Vírgula

Comportamento

Lei Maria da Penha ainda tem mitos que afastam mulheres da proteção garantida

Por Da Redação
Lei Maria da Penha ainda tem mitos que afastam mulheres da proteção garantida
Com quase 20 anos, Lei Maria da Penha ainda tem mitos que afastam mulheres da proteção garantida (Foto: Davi G./CO Assessoria)

Apesar de estar prestes a completar 19 anos de vigência, a Lei Maria da Penha (Lei nº 11.340/2006) ainda é alvo de desinformação, o que compromete o acesso à justiça para milhares de mulheres brasileiras. Criada para prevenir e combater a violência doméstica e familiar, a lei se tornou um marco na luta pelos direitos das mulheres, mas muitas vítimas ainda desconhecem seus direitos ou deixam de procurá-los por acreditar em informações equivocadas.

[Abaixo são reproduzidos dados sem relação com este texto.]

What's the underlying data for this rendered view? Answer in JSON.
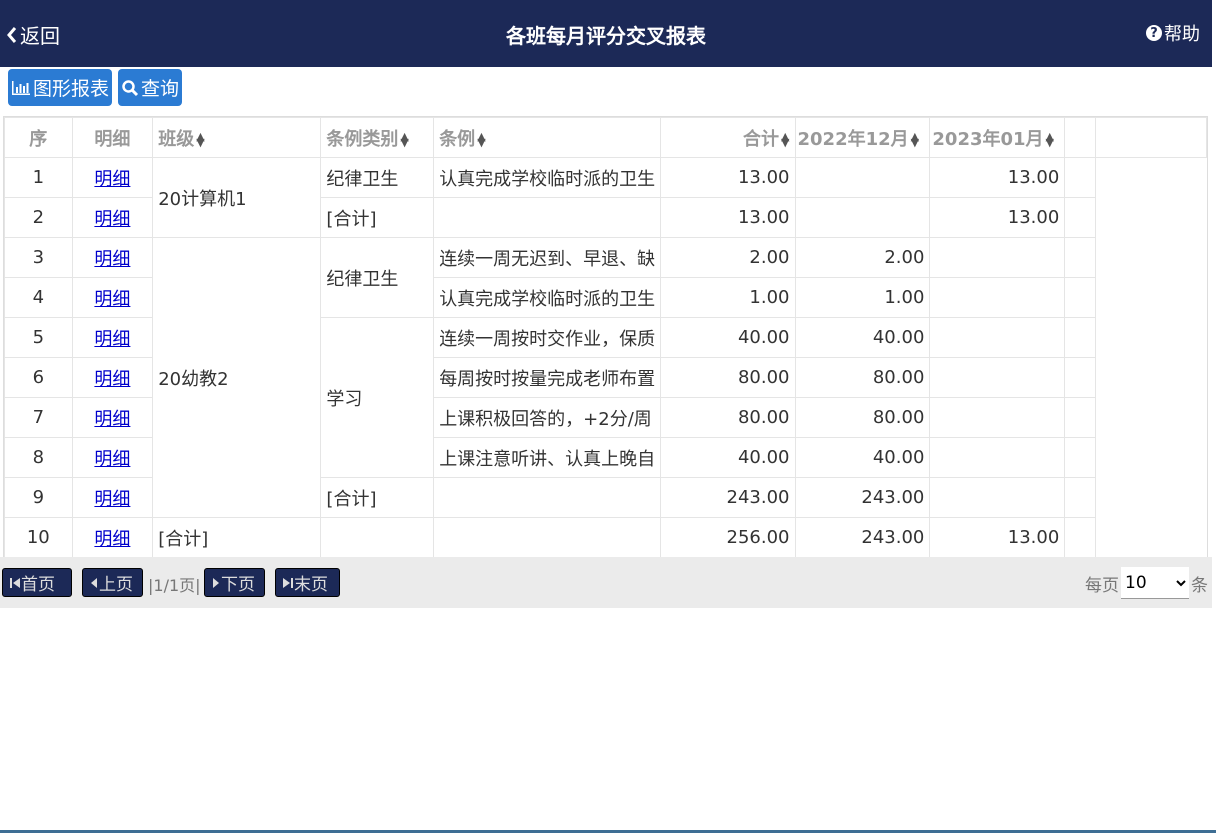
{
  "header": {
    "back_label": "返回",
    "title": "各班每月评分交叉报表",
    "help_label": "帮助"
  },
  "toolbar": {
    "chart_btn": "图形报表",
    "query_btn": "查询"
  },
  "table": {
    "columns": [
      "序",
      "明细",
      "班级",
      "条例类别",
      "条例",
      "合计",
      "2022年12月",
      "2023年01月"
    ],
    "detail_link": "明细",
    "rows": [
      {
        "no": "1",
        "class": "20计算机1",
        "category": "纪律卫生",
        "rule": "认真完成学校临时派的卫生",
        "total": "13.00",
        "m1": "",
        "m2": "13.00"
      },
      {
        "no": "2",
        "class": "",
        "category": "[合计]",
        "rule": "",
        "total": "13.00",
        "m1": "",
        "m2": "13.00"
      },
      {
        "no": "3",
        "class": "20幼教2",
        "category": "纪律卫生",
        "rule": "连续一周无迟到、早退、缺",
        "total": "2.00",
        "m1": "2.00",
        "m2": ""
      },
      {
        "no": "4",
        "class": "",
        "category": "",
        "rule": "认真完成学校临时派的卫生",
        "total": "1.00",
        "m1": "1.00",
        "m2": ""
      },
      {
        "no": "5",
        "class": "",
        "category": "学习",
        "rule": "连续一周按时交作业，保质",
        "total": "40.00",
        "m1": "40.00",
        "m2": ""
      },
      {
        "no": "6",
        "class": "",
        "category": "",
        "rule": "每周按时按量完成老师布置",
        "total": "80.00",
        "m1": "80.00",
        "m2": ""
      },
      {
        "no": "7",
        "class": "",
        "category": "",
        "rule": "上课积极回答的，+2分/周",
        "total": "80.00",
        "m1": "80.00",
        "m2": ""
      },
      {
        "no": "8",
        "class": "",
        "category": "",
        "rule": "上课注意听讲、认真上晚自",
        "total": "40.00",
        "m1": "40.00",
        "m2": ""
      },
      {
        "no": "9",
        "class": "",
        "category": "[合计]",
        "rule": "",
        "total": "243.00",
        "m1": "243.00",
        "m2": ""
      },
      {
        "no": "10",
        "class": "[合计]",
        "category": "",
        "rule": "",
        "total": "256.00",
        "m1": "243.00",
        "m2": "13.00"
      }
    ]
  },
  "pager": {
    "first": "首页",
    "prev": "上页",
    "info": "|1/1页|",
    "next": "下页",
    "last": "末页",
    "per_page_label": "每页",
    "per_page_value": "10",
    "per_page_unit": "条"
  }
}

De acordo com o advogado criminalista Davi Gebara, especializado em direito penal e de gênero, é comum que mulheres pensem que a lei só se aplica a relacionamentos heterossexuais ou a casos com violência física evidente. “A Maria da Penha protege a mulher em qualquer situação de vulnerabilidade dentro de um vínculo doméstico, familiar ou afetivo, incluindo relações homoafetivas, relações entre amigas, parentes ou até vizinhas. E a violência não precisa ser física. Pode ser moral, psicológica, patrimonial ou sexual”, explica.

Um dos mitos mais persistentes é o de que a mulher precisa obrigatoriamente registrar boletim de ocorrência para solicitar uma medida protetiva. Segundo Gebara, a vítima pode requerer diretamente ao Ministério Público ou ao Poder Judiciário, com base apenas em seu relato, desde que haja elementos mínimos que indiquem risco à sua integridade. “O depoimento da vítima é suficiente para iniciar o processo e garantir proteção, mesmo sem testemunhas ou provas materiais. Isso é essencial, pois muitas vezes a violência ocorre dentro de casa, longe de olhares externos”, afirma.
Outro ponto que costuma gerar dúvidas é a validade das denúncias anônimas. Embora não tenham o mesmo peso legal de um depoimento formal, elas podem sim dar início a uma investigação e acionar redes de proteção. “É melhor uma denúncia anônima do que o silêncio. Esses canais, como o Disque 180, ajudam a prevenir tragédias”, pontua.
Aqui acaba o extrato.